Over the last several years, an abundance of research has illustrated the diagnostic advantages of 3D mammography, or digital breast tomosynthesis (DBT), over conventional 2D mammography for breast cancer screening, particularly for women with dense breast tissue.
Unfortunately, the patients poised to benefit most from the scan are not always the ones receiving it, and disparities in access to 3D mammo may reflect larger inequities in healthcare.
Dr. Christoph Lee, director of the Northwest Screening and Cancer Outcomes Research Enterprise (NW SCORE), and professor of radiology and adjunct professor of health services at University of Washington School of Medicine, has studied 3D mammo utilization trends. We spoke to him to learn more about the problem and how to solve it.
HCB News: Earlier this year, you published research looking at access to 3D mammography across different demographics. Can you summarize your findings for us?
Dr. Christoph Lee:
We found that in 2,313,118 screening exams performed across 92 Breast Cancer Surveillance Consortium (BCSC) facilities, women of minority race/ethnicity and lower socioeconomic status experienced lower DBT access during the early DBT adoption period (5.5% of Asian American, 6.6% of Black, and 10.0% of Hispanic versus 24.0% of white women in 2013), and persistently lower DBT use even when it was available at the time of imaging five years after facility-level adoption (58.0% of Black women versus 77.2% of white women; 66.9% of those with below high school education versus 87.3% of college graduates.

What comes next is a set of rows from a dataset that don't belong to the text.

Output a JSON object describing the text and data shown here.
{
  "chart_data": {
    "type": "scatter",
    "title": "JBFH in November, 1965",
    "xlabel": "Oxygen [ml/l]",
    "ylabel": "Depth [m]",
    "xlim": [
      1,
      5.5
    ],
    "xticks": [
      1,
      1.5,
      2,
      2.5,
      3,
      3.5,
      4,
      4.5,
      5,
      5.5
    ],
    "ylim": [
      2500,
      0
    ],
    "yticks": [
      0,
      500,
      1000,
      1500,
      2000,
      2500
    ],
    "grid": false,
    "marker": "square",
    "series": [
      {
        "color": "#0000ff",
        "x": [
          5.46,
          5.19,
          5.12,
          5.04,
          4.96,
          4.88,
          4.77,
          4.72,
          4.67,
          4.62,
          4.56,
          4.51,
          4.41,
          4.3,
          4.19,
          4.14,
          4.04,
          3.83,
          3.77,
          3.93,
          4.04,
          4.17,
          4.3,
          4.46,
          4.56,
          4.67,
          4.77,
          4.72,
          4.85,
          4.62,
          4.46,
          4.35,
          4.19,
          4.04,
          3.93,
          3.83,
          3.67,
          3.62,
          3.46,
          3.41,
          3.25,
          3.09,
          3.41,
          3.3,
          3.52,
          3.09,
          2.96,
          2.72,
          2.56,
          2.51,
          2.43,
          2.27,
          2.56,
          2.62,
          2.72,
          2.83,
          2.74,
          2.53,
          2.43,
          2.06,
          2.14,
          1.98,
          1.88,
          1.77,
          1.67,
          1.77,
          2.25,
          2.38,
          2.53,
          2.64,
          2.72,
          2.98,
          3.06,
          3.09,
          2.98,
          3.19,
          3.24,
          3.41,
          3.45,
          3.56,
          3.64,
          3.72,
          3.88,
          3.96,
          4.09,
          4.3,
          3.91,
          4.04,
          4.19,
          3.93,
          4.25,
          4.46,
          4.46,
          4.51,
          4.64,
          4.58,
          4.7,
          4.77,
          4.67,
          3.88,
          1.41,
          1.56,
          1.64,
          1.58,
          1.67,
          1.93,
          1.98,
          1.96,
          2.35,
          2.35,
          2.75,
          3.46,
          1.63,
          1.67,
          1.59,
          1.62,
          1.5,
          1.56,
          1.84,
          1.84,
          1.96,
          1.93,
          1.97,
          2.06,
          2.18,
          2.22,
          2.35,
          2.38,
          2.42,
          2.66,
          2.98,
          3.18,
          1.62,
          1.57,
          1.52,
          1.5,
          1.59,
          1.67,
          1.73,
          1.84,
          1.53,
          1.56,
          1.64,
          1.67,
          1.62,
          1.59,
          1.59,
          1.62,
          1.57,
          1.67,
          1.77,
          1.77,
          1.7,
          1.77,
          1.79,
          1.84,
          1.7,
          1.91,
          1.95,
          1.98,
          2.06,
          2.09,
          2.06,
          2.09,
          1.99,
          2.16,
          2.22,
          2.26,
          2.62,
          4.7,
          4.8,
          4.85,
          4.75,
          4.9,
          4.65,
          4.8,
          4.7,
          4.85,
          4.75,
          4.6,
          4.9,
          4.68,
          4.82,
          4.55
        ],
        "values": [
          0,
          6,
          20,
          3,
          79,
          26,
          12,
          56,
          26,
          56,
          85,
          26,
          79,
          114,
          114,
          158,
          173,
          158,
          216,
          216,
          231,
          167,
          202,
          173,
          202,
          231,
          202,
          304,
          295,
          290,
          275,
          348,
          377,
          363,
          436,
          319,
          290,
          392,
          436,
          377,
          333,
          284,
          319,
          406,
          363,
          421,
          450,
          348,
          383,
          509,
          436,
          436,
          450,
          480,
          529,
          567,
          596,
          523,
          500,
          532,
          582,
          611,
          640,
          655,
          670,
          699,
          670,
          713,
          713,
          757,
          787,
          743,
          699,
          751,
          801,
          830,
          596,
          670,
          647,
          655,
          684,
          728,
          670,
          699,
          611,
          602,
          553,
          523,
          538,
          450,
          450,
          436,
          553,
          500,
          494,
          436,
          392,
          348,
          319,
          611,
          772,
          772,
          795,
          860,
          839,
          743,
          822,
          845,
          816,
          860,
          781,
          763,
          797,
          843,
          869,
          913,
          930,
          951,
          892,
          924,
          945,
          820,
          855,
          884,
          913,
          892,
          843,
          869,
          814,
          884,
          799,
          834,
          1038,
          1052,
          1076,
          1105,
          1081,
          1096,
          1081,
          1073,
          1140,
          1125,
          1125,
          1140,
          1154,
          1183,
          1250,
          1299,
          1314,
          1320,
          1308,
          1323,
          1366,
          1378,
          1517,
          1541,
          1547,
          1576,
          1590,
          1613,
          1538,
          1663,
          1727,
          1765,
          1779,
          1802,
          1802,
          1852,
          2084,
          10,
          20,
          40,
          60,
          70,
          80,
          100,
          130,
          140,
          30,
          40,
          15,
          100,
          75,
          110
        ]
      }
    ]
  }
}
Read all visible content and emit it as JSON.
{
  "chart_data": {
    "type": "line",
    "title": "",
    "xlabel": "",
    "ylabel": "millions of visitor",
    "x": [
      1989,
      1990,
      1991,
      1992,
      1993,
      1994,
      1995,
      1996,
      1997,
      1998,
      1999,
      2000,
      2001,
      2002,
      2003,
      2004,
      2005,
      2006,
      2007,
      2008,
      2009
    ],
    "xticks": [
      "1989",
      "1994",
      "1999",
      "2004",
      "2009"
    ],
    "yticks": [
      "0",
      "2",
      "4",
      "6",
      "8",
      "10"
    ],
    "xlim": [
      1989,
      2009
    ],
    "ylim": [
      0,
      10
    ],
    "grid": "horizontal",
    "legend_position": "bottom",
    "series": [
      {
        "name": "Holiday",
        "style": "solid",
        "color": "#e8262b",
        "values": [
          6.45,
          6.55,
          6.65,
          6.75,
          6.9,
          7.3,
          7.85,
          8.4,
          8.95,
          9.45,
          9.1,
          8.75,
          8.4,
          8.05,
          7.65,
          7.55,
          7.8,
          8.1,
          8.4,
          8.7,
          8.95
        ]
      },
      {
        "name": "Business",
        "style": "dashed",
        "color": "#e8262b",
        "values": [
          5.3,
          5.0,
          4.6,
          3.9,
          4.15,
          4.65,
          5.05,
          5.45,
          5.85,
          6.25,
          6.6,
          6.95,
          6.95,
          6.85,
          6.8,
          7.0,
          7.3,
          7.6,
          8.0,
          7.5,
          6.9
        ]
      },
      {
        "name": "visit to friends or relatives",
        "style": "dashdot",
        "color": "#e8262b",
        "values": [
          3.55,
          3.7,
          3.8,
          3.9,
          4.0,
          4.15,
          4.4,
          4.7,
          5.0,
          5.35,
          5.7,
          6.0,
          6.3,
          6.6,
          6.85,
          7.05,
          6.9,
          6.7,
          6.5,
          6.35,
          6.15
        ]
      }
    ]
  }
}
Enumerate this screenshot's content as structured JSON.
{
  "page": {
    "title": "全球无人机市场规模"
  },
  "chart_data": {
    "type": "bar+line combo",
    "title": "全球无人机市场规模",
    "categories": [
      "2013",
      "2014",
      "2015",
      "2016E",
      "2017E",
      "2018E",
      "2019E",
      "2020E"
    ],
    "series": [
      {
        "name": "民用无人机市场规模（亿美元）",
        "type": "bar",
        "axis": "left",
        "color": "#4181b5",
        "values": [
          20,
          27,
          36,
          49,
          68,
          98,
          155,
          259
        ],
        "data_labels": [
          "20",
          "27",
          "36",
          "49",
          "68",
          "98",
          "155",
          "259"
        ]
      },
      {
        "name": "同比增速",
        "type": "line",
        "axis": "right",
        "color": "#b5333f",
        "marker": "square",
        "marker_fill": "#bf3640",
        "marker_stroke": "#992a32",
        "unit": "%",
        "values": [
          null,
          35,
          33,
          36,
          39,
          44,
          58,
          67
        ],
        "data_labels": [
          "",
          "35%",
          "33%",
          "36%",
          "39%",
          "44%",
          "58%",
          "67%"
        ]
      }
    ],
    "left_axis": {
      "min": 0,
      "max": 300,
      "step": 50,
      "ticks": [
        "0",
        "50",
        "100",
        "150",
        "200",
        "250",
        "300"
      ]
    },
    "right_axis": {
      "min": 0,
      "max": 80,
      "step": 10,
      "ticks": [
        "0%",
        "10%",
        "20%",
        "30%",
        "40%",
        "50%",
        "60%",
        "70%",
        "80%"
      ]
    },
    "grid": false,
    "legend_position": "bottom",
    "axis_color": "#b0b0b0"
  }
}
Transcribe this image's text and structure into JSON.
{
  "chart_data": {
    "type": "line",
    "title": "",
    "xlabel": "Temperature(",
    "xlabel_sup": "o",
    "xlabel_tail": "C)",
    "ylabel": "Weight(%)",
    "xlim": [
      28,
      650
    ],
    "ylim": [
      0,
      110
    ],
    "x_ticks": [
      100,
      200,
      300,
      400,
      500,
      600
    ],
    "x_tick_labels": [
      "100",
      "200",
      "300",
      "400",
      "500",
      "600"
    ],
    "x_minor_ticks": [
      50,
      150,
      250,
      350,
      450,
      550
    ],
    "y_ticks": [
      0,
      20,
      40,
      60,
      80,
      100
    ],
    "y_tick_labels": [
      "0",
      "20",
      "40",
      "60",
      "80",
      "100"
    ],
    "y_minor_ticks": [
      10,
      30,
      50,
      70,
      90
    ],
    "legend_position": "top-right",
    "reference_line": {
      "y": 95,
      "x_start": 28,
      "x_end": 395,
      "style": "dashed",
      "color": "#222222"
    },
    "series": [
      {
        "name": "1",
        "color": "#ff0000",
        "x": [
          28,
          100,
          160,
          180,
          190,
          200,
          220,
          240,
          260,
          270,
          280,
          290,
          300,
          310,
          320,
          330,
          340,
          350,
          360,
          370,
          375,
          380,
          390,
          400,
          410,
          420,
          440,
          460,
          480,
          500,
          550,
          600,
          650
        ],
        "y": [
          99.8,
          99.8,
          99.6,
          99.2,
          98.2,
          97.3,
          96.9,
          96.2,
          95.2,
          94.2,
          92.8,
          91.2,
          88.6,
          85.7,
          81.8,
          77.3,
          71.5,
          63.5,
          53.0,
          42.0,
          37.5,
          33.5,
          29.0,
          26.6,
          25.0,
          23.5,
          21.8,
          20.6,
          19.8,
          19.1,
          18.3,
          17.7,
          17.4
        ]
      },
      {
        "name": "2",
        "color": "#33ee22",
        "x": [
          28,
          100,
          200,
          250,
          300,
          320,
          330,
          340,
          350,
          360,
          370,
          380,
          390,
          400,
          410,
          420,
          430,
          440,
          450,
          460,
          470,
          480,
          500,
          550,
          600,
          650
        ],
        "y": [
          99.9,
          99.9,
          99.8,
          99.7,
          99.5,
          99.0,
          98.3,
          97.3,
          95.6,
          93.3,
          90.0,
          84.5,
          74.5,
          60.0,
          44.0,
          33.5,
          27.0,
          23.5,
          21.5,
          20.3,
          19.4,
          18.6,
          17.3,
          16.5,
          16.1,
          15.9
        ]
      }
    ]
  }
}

Overall, we concluded that women of minority race/ethnicity, lower education, and lower income experience lower DBT screening access and/or use, especially during the early technology adoption period, suggesting potential widening in persistent breast cancer screening disparities.
HCB News: Does your research point to any explanations for the disparities you found?
While a majority of mammography facilities in the U.S. now offer DBT screening on at least one of their mammography units, less than half of all certified mammography units in the U.S. are DBT capable. That means that many women may not have access to DBT at their usual place of service. One major driving force for disparities in access to DBT screening is the fact that chronically lower-resourced settings may be the last to obtain this new technology.
HCB News: What types of patients are poised to benefit the most from 3D mammography?
We know from the Breast Cancer Surveillance Consortium that women obtaining a baseline mammogram, or first-ever mammogram, benefit the most from DBT over DM screening. We also know that women with the two middle types of breast density (scattered fibroglandular and heterogeneously dense breasts) have improved cancer detection with DBT. All women, regardless of breast density, likely benefit from DBT for decreases in false-positive recall rates.
HCB News: Can insurance play a role in leveling the playing field for access to 3D mammo?
Our analysis demonstrated that women with lower income levels continue to experience disparities in DBT screening use, even years after facility-level DBT adoption. This suggests that copays and insurance play an important role in enabling access to care. Washington state has taken the legislative step to mandate that DBT screening be offered to all women without copay. This has allowed Washington to ensure DBT access for everyone regardless of insurance status.
HCB News: Do you think public health initiatives and media campaigns could help raise awareness of 3D mammo?
We definitely want to improve health literacy around risk-based breast cancer screening. We need to do a better job of informing women about their own risk factors and what screening regimen would work best for them. It's not one-size-fits-all.
HCB News: Are these findings surprising or do they reflect a bigger picture of medical care access in the U.S.?
These findings are, unfortunately, not surprising. Traditionally underserved populations are usually the last to benefit from any new medical technology. DBT screening is no different. It's important for radiology practices and policy makers to be cognizant of these DBT screening access and use differences, and future efforts should address racial/ethnic, educational, financial, and geographic barriers to obtaining DBT screening.